Leí hace unos días que Moscú ha sufrido la peor nevada de los últimos ciento cincuenta años para estas fechas: cuarenta centímetros de nieve y temperaturas de menos 20 grados centígrados. Aunque estos días han sido fríos en el Valle de México, no podemos ni siquiera imaginar cómo deben estarla pasando los moscovitas. Todos los que vivimos en la Ciudad de México hemos visto la nieve de lejos, de muy lejos, en las cimas de los volcanes que todavía preservan algo de su nieve perenne y que, en esta temporada, vuelven a cubrirse con su blanco manto. Sin embargo, muchos chilangos jamás han visto la nieve de cerca, no la han tocado, no la han pisado. Yo fui uno de ellos hasta el 11 de enero de 1967, día inolvidable en el que cayó nieve sobre el Valle de México.
Mis recuerdos de aquel día son escasos, pero se me quedaron muy grabados, a pesar de que apenas tenía cinco años de edad. Esa mañana nos levantamos con la sorpresa de que había nevado en la madrugada. A pesar de ello me llevaron a la escuela, que estaba muy cerca de mi casa. Hubiera sido ridículo que nos encerraran en un salón de clases. El colegio consiguió unos camiones y nos llevaron a Chapultepec para que jugáramos con la nieve. Mi memoria de la experiencia de tocar y pisar la nieve es tenue, pero lo que sí recuerdo con mucha intensidad es la enorme dicha que compartimos ese día. Los niños y los maestros estábamos felices. De regreso a casa se sentía un ambiente de fiesta sin mancha. Creo que ése ha sido uno de los días más felices de mi vida y quizá uno de los días más felices de todos los habitantes de la Ciudad de México.

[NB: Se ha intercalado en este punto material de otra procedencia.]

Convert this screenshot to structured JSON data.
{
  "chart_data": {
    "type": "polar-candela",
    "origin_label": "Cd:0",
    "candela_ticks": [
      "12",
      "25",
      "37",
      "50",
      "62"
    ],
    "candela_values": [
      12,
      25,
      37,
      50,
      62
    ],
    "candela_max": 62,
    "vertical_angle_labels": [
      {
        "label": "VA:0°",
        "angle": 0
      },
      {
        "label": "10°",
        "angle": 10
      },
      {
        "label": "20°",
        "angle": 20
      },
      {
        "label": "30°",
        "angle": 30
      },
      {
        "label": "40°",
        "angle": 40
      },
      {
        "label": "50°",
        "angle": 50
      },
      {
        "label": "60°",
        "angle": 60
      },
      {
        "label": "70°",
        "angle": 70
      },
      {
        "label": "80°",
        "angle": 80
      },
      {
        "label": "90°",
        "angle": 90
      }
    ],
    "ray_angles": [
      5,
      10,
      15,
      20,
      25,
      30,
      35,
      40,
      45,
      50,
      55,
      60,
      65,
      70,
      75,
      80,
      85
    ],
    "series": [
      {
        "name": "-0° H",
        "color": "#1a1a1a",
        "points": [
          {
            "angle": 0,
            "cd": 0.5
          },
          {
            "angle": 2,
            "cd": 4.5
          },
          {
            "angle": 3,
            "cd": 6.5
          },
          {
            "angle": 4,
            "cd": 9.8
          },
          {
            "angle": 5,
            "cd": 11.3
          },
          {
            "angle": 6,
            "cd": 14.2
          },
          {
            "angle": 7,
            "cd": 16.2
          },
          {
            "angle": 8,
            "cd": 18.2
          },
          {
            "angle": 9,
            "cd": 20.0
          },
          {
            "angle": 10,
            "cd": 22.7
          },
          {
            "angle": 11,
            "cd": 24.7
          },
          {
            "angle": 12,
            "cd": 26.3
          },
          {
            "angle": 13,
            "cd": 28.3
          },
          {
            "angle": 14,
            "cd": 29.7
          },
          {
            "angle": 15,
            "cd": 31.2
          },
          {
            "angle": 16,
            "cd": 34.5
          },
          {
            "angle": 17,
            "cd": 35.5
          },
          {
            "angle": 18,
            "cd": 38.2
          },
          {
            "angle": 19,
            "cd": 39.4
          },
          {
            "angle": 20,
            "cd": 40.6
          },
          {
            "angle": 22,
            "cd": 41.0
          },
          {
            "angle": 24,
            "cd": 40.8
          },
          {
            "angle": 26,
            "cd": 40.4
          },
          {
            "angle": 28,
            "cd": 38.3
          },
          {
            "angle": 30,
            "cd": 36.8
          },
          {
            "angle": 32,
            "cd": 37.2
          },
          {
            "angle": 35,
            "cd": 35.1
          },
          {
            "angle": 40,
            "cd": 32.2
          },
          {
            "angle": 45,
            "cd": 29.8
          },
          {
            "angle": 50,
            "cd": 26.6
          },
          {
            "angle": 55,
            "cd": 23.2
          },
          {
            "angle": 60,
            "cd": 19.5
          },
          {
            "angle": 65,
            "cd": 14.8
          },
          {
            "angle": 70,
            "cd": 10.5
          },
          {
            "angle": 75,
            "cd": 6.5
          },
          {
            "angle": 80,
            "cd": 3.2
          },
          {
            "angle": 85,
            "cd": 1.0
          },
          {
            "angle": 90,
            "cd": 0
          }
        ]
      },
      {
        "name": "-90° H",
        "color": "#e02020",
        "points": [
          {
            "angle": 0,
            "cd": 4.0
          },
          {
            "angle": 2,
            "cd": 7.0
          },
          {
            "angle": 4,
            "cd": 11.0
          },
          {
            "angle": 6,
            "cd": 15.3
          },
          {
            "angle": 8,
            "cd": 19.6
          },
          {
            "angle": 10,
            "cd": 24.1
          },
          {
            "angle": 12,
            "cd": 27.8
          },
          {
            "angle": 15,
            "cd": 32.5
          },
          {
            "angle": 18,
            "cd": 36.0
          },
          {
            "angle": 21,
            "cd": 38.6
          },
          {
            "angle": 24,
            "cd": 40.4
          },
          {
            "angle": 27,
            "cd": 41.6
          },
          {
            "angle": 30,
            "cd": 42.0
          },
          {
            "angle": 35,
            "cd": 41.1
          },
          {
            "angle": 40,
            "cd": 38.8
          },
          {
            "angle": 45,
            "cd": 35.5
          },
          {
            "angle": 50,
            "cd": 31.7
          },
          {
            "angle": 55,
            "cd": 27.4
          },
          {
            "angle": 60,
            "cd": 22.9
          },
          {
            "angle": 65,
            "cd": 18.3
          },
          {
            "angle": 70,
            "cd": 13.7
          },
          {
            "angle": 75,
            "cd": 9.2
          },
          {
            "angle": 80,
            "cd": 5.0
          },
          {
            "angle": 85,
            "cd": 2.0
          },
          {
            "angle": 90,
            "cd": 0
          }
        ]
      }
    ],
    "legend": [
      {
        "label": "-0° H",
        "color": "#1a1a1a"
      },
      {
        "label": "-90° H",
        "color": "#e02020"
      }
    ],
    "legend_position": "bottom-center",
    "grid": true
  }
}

Al año siguiente todos esperábamos que volviera a nevar, pero no fue así. Desde entonces, la espera ha sido en vano. ¿Acaso no volverá a caer nieve sobre el valle? Es probable. El odioso calentamiento global se deja sentir. Es evidente, por ejemplo, que cada vez hay menos nieve en las alturas de los volcanes.
Me parece que no soy el único que se siente decepcionado de no haber vuelto a ver la Ciudad de México bajo la nieve. El examen de esta decepción requiere que la entendamos desde una perspectiva histórica, cultural e incluso política.
Nadie nos prometió a que partir de 1967 cada invierno caería nieve en la Ciudad de México. Sin embargo, la expectativa de que eso sucediera se gestó de manera casi natural. El México de 1967 estaba poseído por un optimismo que no hemos vuelto a experimentar desde entonces. Habíamos vivido varias décadas de desarrollo económico que habían beneficiado a sectores muy amplios de la población. Nos preparábamos para celebrar las Olimpiadas en 1968 y todavía no habíamos sufrido el trauma de la represión del movimiento estudiantil. México, en 1967, vivía enamorado de su porvenir. Si todo estaba mejorando, ¿por qué no suponer que la experiencia invernal también mejoraría? ¿por qué no imaginar que en el futuro siempre disfrutaríamos de la Navidad y del Año Nuevo bajo la nieve?
Me parece que en 1967 había una idea del progreso de México que se empataba fácilmente con la de una blanca Navidad. Las imágenes que cada año nos bombardeaban —nos siguen bombardeando— los medios de comunicación sobre la Navidad nos pintaban —nos siguen pintando— un escenario nevado. Son imágenes que nos hacen asociar la Navidad con un paisaje de Europa del norte: de Alemania, Suiza o de los países escandinavos. Si México iba a convertirse en un país del primer mundo, como los del norte del hemisferio, ¿por qué no habría de disfrutar cada año de la nieve navideña en la capital del país?
Ahora sabemos que las esperanzas de 1967 resultaron falsas. Ni nos convertimos en un país del primer mundo, ni ha vuelto a caer nieve sobre el Valle de México. Las expectativas de mi infancia, que son las de mi generación, cada vez nos parecen más lejanas. Aun así, ¡cómo quisiera volver a ver la nieve sobre Chapultepec! No me importa ser un viejo. Esa dicha inocente que disfruté en 1967, quisiera volver a sentirla, aunque sea por una sola vez.